Recorded phone conversation admissible even if obtained illegally: Allahabad High Court

Recorded phone conversation admissible even if obtained illegally: Allahabad High Court

The Allahabad High Court ruled that a telephone conversation between two defendants cannot be excluded from evidence on the basis that it was unlawfully obtained. [Mahant Prasad Ram Tripathi @ M.P.R. Tripathi vs. State of Uttar Pradesh through CBI/A.C.B., Lucknow and Others]

Justice Subhash Vidyarthi made the remark while affirming a lower court’s decision not to release an accused in a bribery case who was implicated in the case based on a recorded phone conversation.

The defendant had challenged the admissibility of the phone conversation on the grounds that it had been unlawfully obtained. However, the court denied his appeal.

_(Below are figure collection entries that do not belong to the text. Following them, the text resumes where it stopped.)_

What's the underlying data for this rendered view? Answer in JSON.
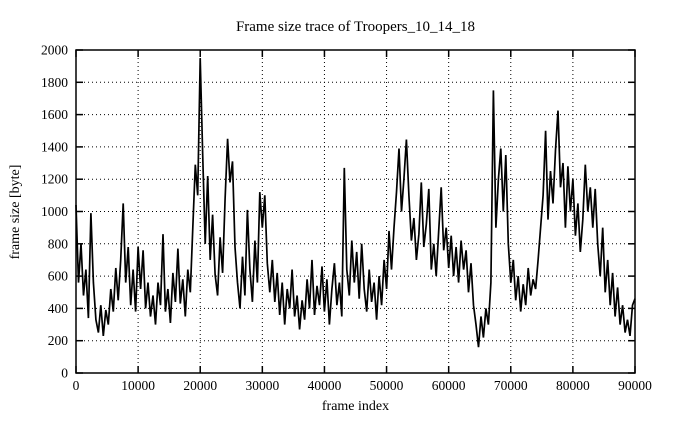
{
  "figure": {
    "title": "Frame size trace of Troopers_10_14_18",
    "xlabel": "frame index",
    "ylabel": "frame size [byte]"
  },
  "chart_data": {
    "type": "line",
    "title": "Frame size trace of Troopers_10_14_18",
    "xlabel": "frame index",
    "ylabel": "frame size [byte]",
    "xlim": [
      0,
      90000
    ],
    "ylim": [
      0,
      2000
    ],
    "xticks": [
      0,
      10000,
      20000,
      30000,
      40000,
      50000,
      60000,
      70000,
      80000,
      90000
    ],
    "yticks": [
      0,
      200,
      400,
      600,
      800,
      1000,
      1200,
      1400,
      1600,
      1800,
      2000
    ],
    "grid": "dotted",
    "legend_position": "none",
    "line_color": "#000000",
    "background_color": "#ffffff",
    "series": [
      {
        "name": "frame size",
        "x_start": 0,
        "x_step": 400,
        "values": [
          1040,
          560,
          800,
          480,
          640,
          340,
          990,
          560,
          330,
          250,
          420,
          230,
          390,
          300,
          520,
          380,
          650,
          450,
          700,
          1050,
          560,
          780,
          420,
          640,
          380,
          780,
          520,
          760,
          400,
          560,
          350,
          480,
          300,
          560,
          420,
          860,
          380,
          520,
          310,
          620,
          440,
          770,
          430,
          580,
          350,
          640,
          500,
          900,
          1290,
          1100,
          1950,
          1350,
          800,
          1220,
          700,
          980,
          610,
          480,
          840,
          620,
          1080,
          1450,
          1180,
          1310,
          780,
          560,
          400,
          720,
          480,
          1010,
          640,
          440,
          820,
          560,
          1120,
          900,
          1100,
          680,
          500,
          700,
          440,
          620,
          360,
          560,
          300,
          520,
          400,
          640,
          350,
          480,
          270,
          450,
          330,
          580,
          400,
          700,
          360,
          540,
          420,
          660,
          380,
          580,
          300,
          520,
          680,
          420,
          560,
          350,
          1270,
          640,
          480,
          820,
          560,
          750,
          460,
          800,
          520,
          380,
          640,
          440,
          560,
          330,
          600,
          420,
          700,
          520,
          880,
          640,
          900,
          1120,
          1390,
          1000,
          1200,
          1445,
          1100,
          820,
          960,
          700,
          860,
          1180,
          780,
          920,
          1140,
          640,
          800,
          600,
          880,
          1150,
          760,
          900,
          650,
          850,
          600,
          780,
          560,
          820,
          640,
          760,
          500,
          680,
          420,
          300,
          160,
          350,
          220,
          400,
          300,
          560,
          1750,
          900,
          1200,
          1390,
          1000,
          1350,
          800,
          560,
          700,
          450,
          600,
          380,
          550,
          420,
          650,
          480,
          580,
          520,
          700,
          900,
          1100,
          1500,
          950,
          1250,
          1050,
          1380,
          1625,
          1150,
          1300,
          900,
          1280,
          1000,
          1200,
          850,
          1050,
          750,
          950,
          1290,
          1000,
          1150,
          900,
          1140,
          800,
          600,
          900,
          500,
          700,
          420,
          620,
          350,
          530,
          300,
          420,
          250,
          330,
          230,
          420,
          460
        ]
      }
    ]
  }
}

“Whether the telephone conversation between the two defendants was intercepted or not, and whether it was done legally or illegally, would have no bearing on the admissibility of the recorded conversation as evidence against the applicant,” the court noted.

The court ruled that contrary decisions by the Delhi High Court in Sanjay Pandey v. Directorate of Enforcement and the Andhra Pradesh High Court in Rayala M. Bhuvaneswari v. Nagaphanender Rayala cannot be relied upon.

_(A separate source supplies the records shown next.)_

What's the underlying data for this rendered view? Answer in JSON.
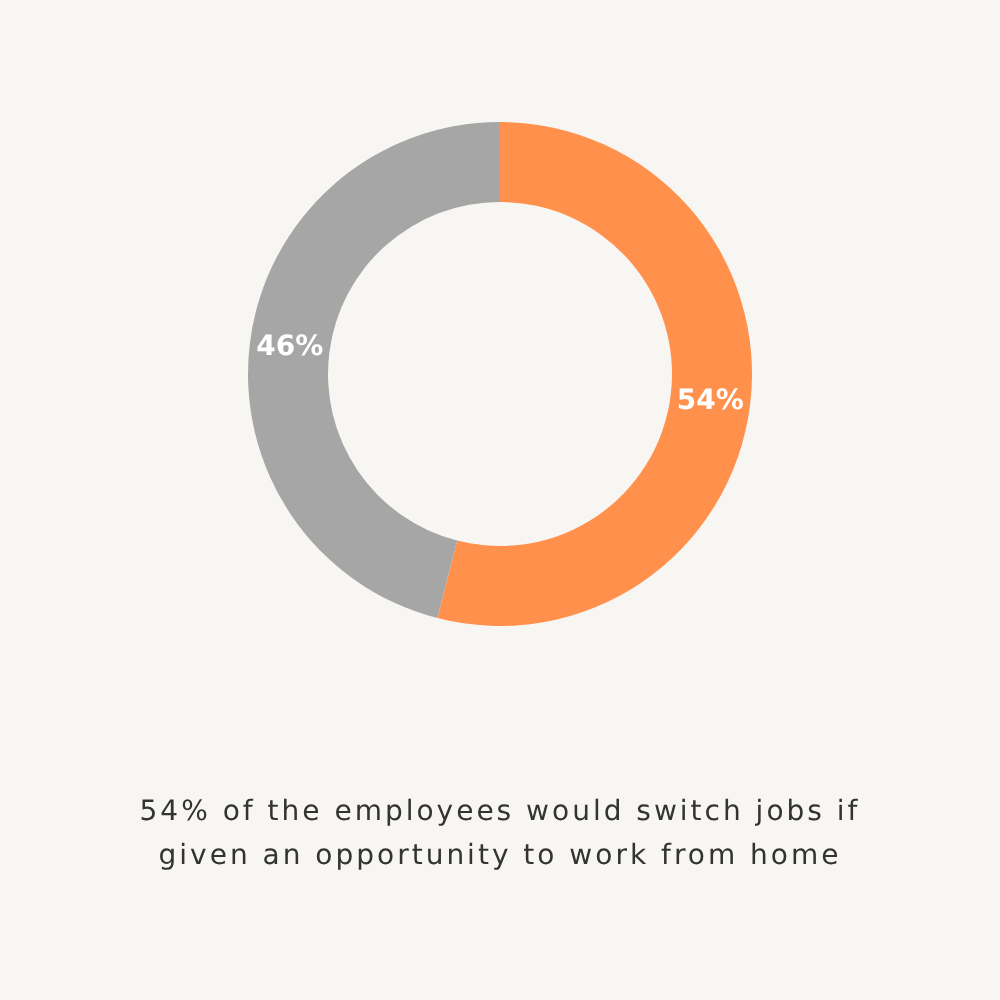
{
  "chart_data": {
    "type": "donut",
    "categories": [
      null,
      null
    ],
    "values": [
      54,
      46
    ],
    "colors": [
      "#ff914d",
      "#a6a6a6"
    ],
    "value_labels": [
      "54%",
      "46%"
    ],
    "annotations": [
      "54% of the employees would switch jobs if given an opportunity to work from home"
    ]
  }
}
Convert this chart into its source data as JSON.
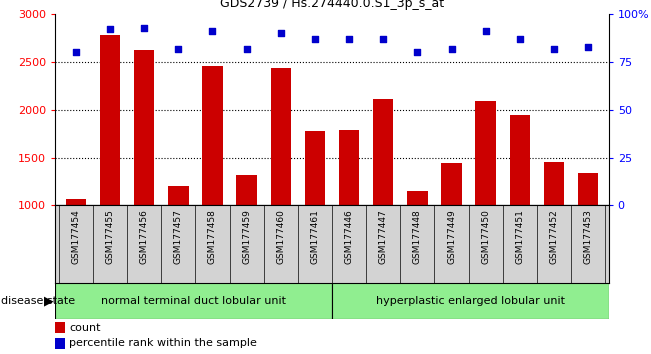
{
  "title": "GDS2739 / Hs.274440.0.S1_3p_s_at",
  "categories": [
    "GSM177454",
    "GSM177455",
    "GSM177456",
    "GSM177457",
    "GSM177458",
    "GSM177459",
    "GSM177460",
    "GSM177461",
    "GSM177446",
    "GSM177447",
    "GSM177448",
    "GSM177449",
    "GSM177450",
    "GSM177451",
    "GSM177452",
    "GSM177453"
  ],
  "counts": [
    1065,
    2780,
    2620,
    1205,
    2460,
    1320,
    2440,
    1780,
    1785,
    2110,
    1150,
    1440,
    2095,
    1940,
    1455,
    1340
  ],
  "percentiles": [
    80,
    92,
    93,
    82,
    91,
    82,
    90,
    87,
    87,
    87,
    80,
    82,
    91,
    87,
    82,
    83
  ],
  "group1_label": "normal terminal duct lobular unit",
  "group1_count": 8,
  "group2_label": "hyperplastic enlarged lobular unit",
  "group2_count": 8,
  "bar_color": "#cc0000",
  "dot_color": "#0000cc",
  "ylim_left": [
    1000,
    3000
  ],
  "ylim_right": [
    0,
    100
  ],
  "yticks_left": [
    1000,
    1500,
    2000,
    2500,
    3000
  ],
  "yticks_right": [
    0,
    25,
    50,
    75,
    100
  ],
  "ytick_labels_right": [
    "0",
    "25",
    "50",
    "75",
    "100%"
  ],
  "grid_levels": [
    1500,
    2000,
    2500
  ],
  "grid_color": "#000000",
  "bg_color_plot": "#ffffff",
  "bg_color_xlabels": "#d3d3d3",
  "bg_color_group": "#90ee90",
  "disease_state_label": "disease state",
  "legend_count_label": "count",
  "legend_percentile_label": "percentile rank within the sample"
}
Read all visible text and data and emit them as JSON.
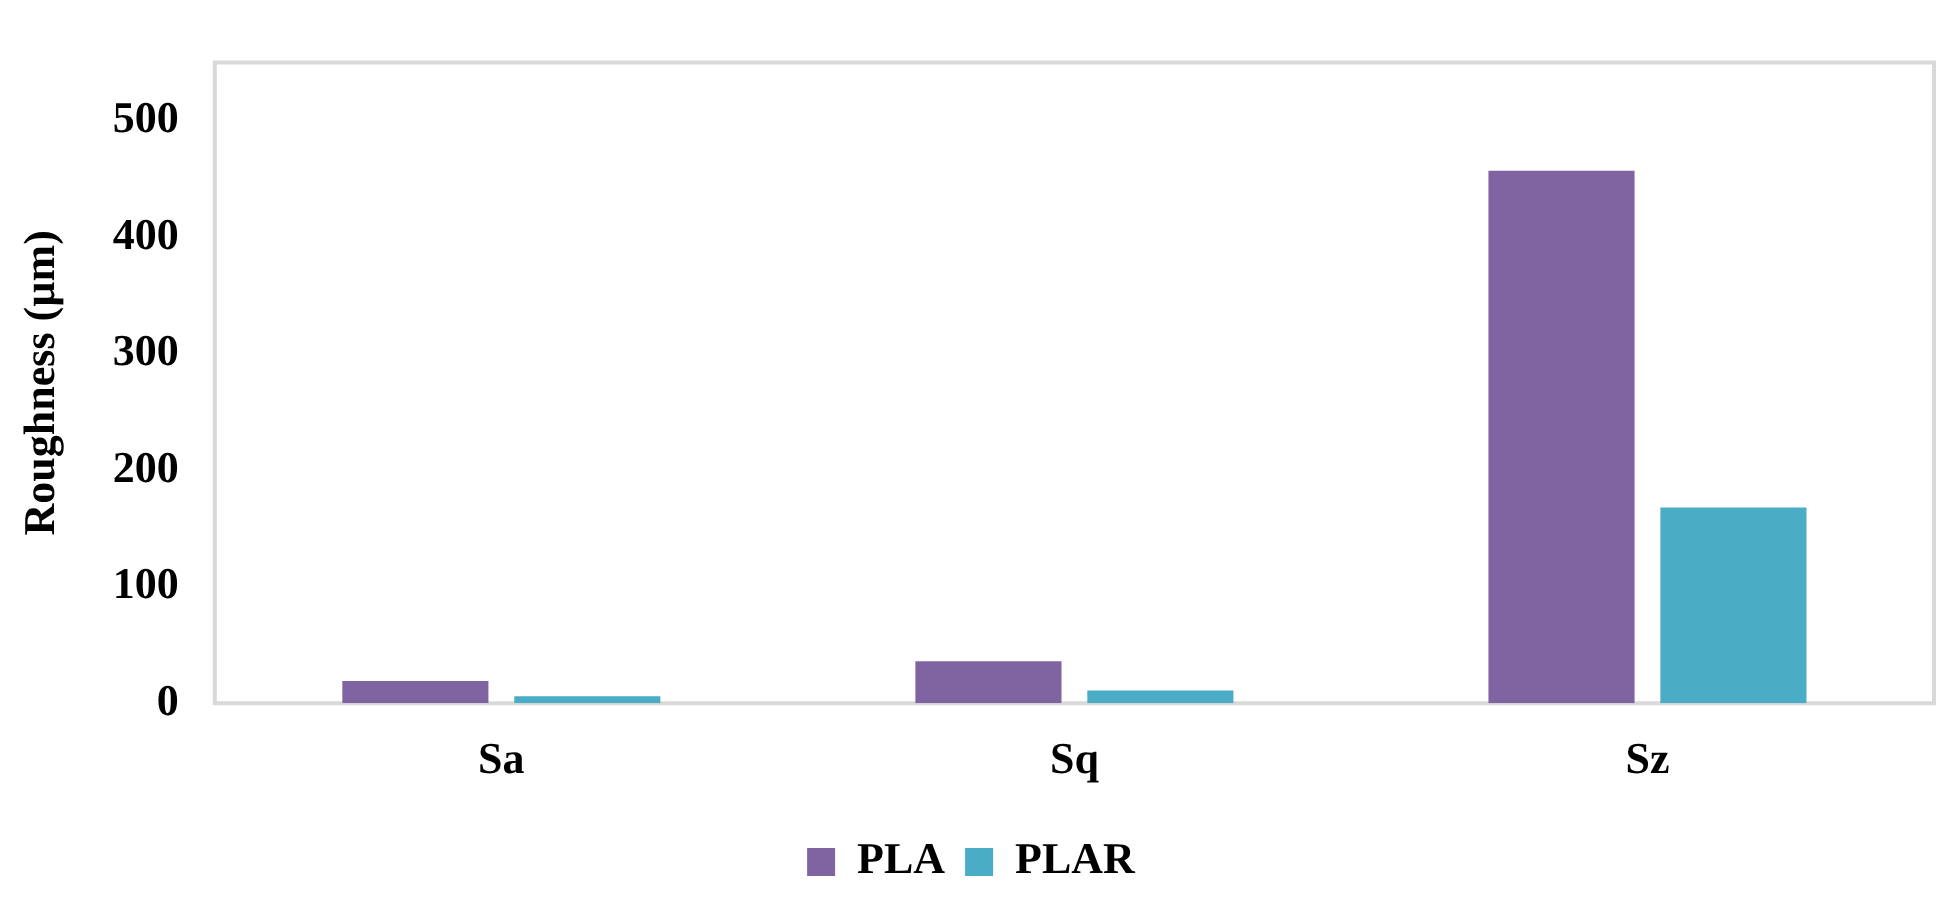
{
  "chart_data": {
    "type": "bar",
    "ylabel": "Roughness (µm)",
    "categories": [
      "Sa",
      "Sq",
      "Sz"
    ],
    "series": [
      {
        "name": "PLA",
        "color": "#8064a2",
        "values": [
          19,
          36,
          457
        ]
      },
      {
        "name": "PLAR",
        "color": "#4bacc6",
        "values": [
          6,
          11,
          168
        ]
      }
    ],
    "ylim": [
      0,
      550
    ],
    "yticks": [
      0,
      100,
      200,
      300,
      400,
      500
    ],
    "grid": false,
    "legend": "bottom"
  }
}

In the case of Sanjay Pandey, the Delhi High Court ruled that tapping phone lines or recording conversations without consent constitutes a violation of privacy.

In a similar vein, the Andhra Pradesh High Court ruled that a husband’s act of recording his wife’s conversation was illegal and inadmissible as evidence.

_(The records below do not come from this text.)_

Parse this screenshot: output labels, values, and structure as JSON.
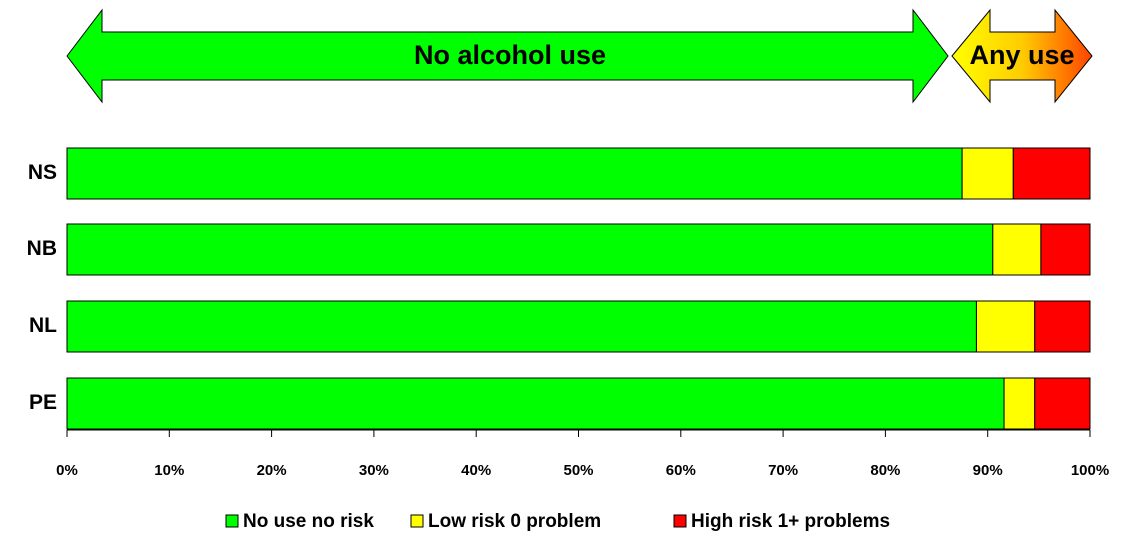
{
  "chart_data": {
    "type": "stacked-bar-horizontal",
    "annotations": [
      "No alcohol use",
      "Any use"
    ],
    "categories": [
      "NS",
      "NB",
      "NL",
      "PE"
    ],
    "series": [
      {
        "name": "No use no risk",
        "color": "#00ff00",
        "values": [
          87.5,
          90.5,
          88.9,
          91.6
        ]
      },
      {
        "name": "Low risk 0 problem",
        "color": "#ffff00",
        "values": [
          5.0,
          4.7,
          5.7,
          3.0
        ]
      },
      {
        "name": "High risk 1+ problems",
        "color": "#ff0000",
        "values": [
          7.5,
          4.8,
          5.4,
          5.4
        ]
      }
    ],
    "xlim": [
      0,
      100
    ],
    "xticks": [
      {
        "value": 0,
        "label": "0%"
      },
      {
        "value": 10,
        "label": "10%"
      },
      {
        "value": 20,
        "label": "20%"
      },
      {
        "value": 30,
        "label": "30%"
      },
      {
        "value": 40,
        "label": "40%"
      },
      {
        "value": 50,
        "label": "50%"
      },
      {
        "value": 60,
        "label": "60%"
      },
      {
        "value": 70,
        "label": "70%"
      },
      {
        "value": 80,
        "label": "80%"
      },
      {
        "value": 90,
        "label": "90%"
      },
      {
        "value": 100,
        "label": "100%"
      }
    ],
    "legend": "bottom"
  }
}
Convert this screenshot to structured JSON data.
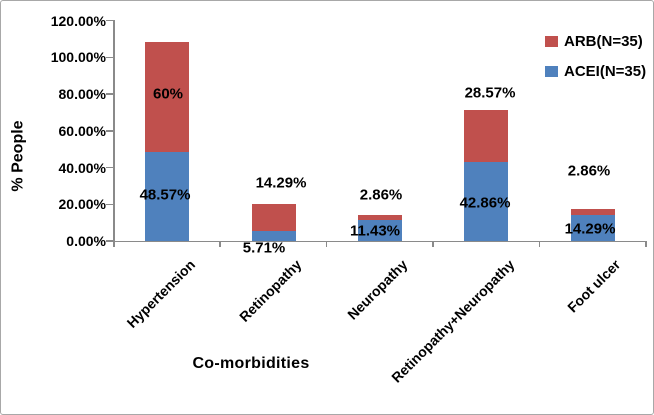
{
  "chart_data": {
    "type": "bar",
    "stacked": true,
    "title": "",
    "xlabel": "Co-morbidities",
    "ylabel": "% People",
    "ylim": [
      0,
      120
    ],
    "ytick_labels": [
      "0.00%",
      "20.00%",
      "40.00%",
      "60.00%",
      "80.00%",
      "100.00%",
      "120.00%"
    ],
    "categories": [
      "Hypertension",
      "Retinopathy",
      "Neuropathy",
      "Retinopathy+Neuropathy",
      "Foot ulcer"
    ],
    "series": [
      {
        "name": "ACEI(N=35)",
        "color": "#4F81BD",
        "values": [
          48.57,
          5.71,
          11.43,
          42.86,
          14.29
        ],
        "data_labels": [
          "48.57%",
          "5.71%",
          "11.43%",
          "42.86%",
          "14.29%"
        ]
      },
      {
        "name": "ARB(N=35)",
        "color": "#C0504D",
        "values": [
          60,
          14.29,
          2.86,
          28.57,
          2.86
        ],
        "data_labels": [
          "60%",
          "14.29%",
          "2.86%",
          "28.57%",
          "2.86%"
        ]
      }
    ],
    "legend": {
      "position": "top-right",
      "entries_order": [
        "ARB(N=35)",
        "ACEI(N=35)"
      ]
    },
    "grid": false,
    "axis_color": "#8A8A8A",
    "text_color": "#000000"
  }
}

However, the Allahabad High Court reasoned that these decisions did not take into account the law established by the Supreme Court in State (NCT of Delhi) v. Navjot Sandhu (the 2001 Parliamentary attack case).

Justice Vidyarthi went on to observe that in India, the sole admissibility standard applicable to evidence is the relevance standard.

The judge ruled, “The law is clear that the Court cannot refuse to admit any evidence on the grounds that it was obtained illegally.”

Mahant Prasad Ram Tripathi, the former chief executive officer of the Cantonment Board, was accused of corruption. The bench was reviewing a criminal revision appeal trial court order denying his discharge.

Tripathi was accused of demanding a bribe of 1,65 lakh through board member Shashi Mohan.

The Central Bureau of Investigation (CBI) recorded a telephone conversation between the two defendants using a digital voice recorder after one of the defendants used speakerphone. During this conversation, the co-defendant allegedly disclosed to Tripathi that 6% of the total sum had been paid.

According to the CBI, Tripathi responded affirmatively, and when Mohan attempted to continue the conversation, Tripathi forbade him from discussing the matter and instructed him to do so in the office.

Tripathi argued that the telephone conversation was inadmissible as evidence in this corruption case.

His attorney argued that Section 5 of the Indian Telegraph Act permits interception of communications only under certain circumstances and with government authorization.

In this instance, the Court determined that the recorded phone conversation did not constitute an interception.

“It appears that the communication made by one accused person to the other reached him, and that it was subsequently recorded on a digital voice recorder.” Can it be said that the communication between the two accused parties was ‘intercepted’ under these conditions? … According to the plain definition of the term ‘intercept,’ it appears that the communication was not ‘intercepted,’ the court stated.

The Court then upheld the trial court’s order and denied the motion for reconsideration, noting that the phone conversation recording was not the only evidence presented against the defendant.

Advocate for Mahant Prasad Ram Tripathi was represented by Prateek Tewari.

Shiv P. Shukla represented the CBI in court.